Brasilândia de Minas, 14 de setembro de 2040
Nas cartinhas que para vós escrevi, no início do século, contei uma estória muito antiga, passada nas praias de Madagáscar, onde vivia um pássaro meigo de nome Dodô.
Era uma ave estranha pois, contrariamente a outras espécies, não temia a proximidade dos homens. E, por não os temer, esta espécie foi extinta. Homens ignorantes e cruéis – que também os havia nesse tempo – divertiram-se a persegui-los e matá-los.
Um livro que nos fala das aventuras de uma Alice descreve o paradoxo do pássaro Dodô. Depois do dilúvio causado pelas suas próprias lágrimas, Alice chega a uma praia onde encontra vários animais, todos eles encharcados e com frio.
O pássaro Dodô sugere que façam uma corrida para se aquecerem. Todos começam a correr, cada qual para seu lado, cada qual escolhendo o seu próprio percurso, era fácil ver que todos os percursos eram diferentes.
No final da corrida, todos estavam quentinhos e a salvo. Perguntaram ao pássaro quem teria sido o vencedor. Como cada um correu como e por onde quis, o pássaro Dodô declarou que todos tinham sido vencedores das suas próprias corridas.
Há vinte anos, atento à extinção de espécies e à degradação ambiental, o Papa Francisco asseverou ser necessária uma educação que respeitasse a diversidade e a inclusão:
“É necessário acelerar esse movimento inclusivo da educação, para combater a cultura do descarte, criada pela rejeição da fraternidade como elemento constitutivo da humanidade.
A educação é uma realidade dinâmica. Trata-se de um tipo de movimento orientado ao desenvolvimento pleno da pessoa em sua dimensão individual e social, uma educação que coloca a pessoa no centro de sua realidade e da Casa Comum em que é chamada a viver.
O movimento educativo construtor de paz é uma força que deve ser alimentada contra a “egolatria” que cria a falta de paz, fraturas entre as gerações, povos, culturas, populações ricas e pobres, homens e mulheres, economia e ética, humanidade e ambiente”.

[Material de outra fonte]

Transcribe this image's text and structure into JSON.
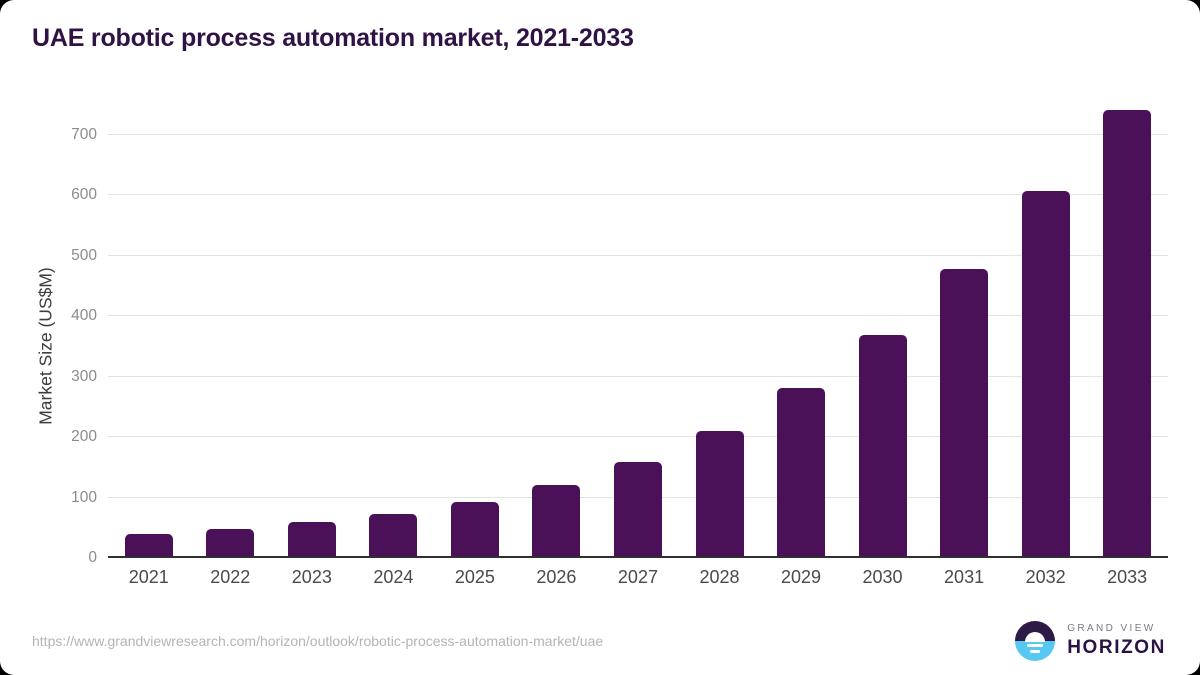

A “costelinha ambientalista” do Francisco o levou à conclusão de que “um novo pacto educacional deveria ser revolucionário (sic)”:
“É preciso coragem, a coragem de investir as melhores energias, a coragem de formar pessoas disponíveis para se colocarem a serviço da comunidade”.
Retomo metáforas das cartinhas que para vós escrevi no início do século:
“As gaivotas inventaram outros modos de viver e de voar. Contrariavam os porquenãos, pássaros com tendência para beber silêncios no degredo dos ninhos. As negrelas, escondidas nas árvores de troncos putrefatos, haviam deixado atrás do si um rasto de destruição. Aves de mau agoiro ensaiavam papagaios, que são, como se sabe, aves que repetem disparates sem cuidarem de saber dos efeitos, ignorando que o pecado está em não querer saber”.
Em 2014, um Grupo de Trabalho coordenado pela minha amiga Helena tinha dado visibilidade a 178 projetos considerados potencialmente inovadores. Decorrida meia dúzia de anos, poucos restavam em atividade. A maioria fora desvirtuada, por efeito de sinistras ações de “porquenãos” e “negrelas”.
Em setembro de 2020, quando pensavam terem extinguido o espírito fundador desses projetos, eles renasceram como Fênix ressurgindo das cinzas. Reagindo à insanidade do “regresso às aulas”, uma rede de comunidades emergiu do pântano em que a educação se encontrava. Pais e professores conscientes de perigos de precoces aglomerações e dos perniciosos efeitos das aulas, não permitiram que os jovens fossem precipitadamente “aglomerados” dentro de prédios a que chamavam “escolas”.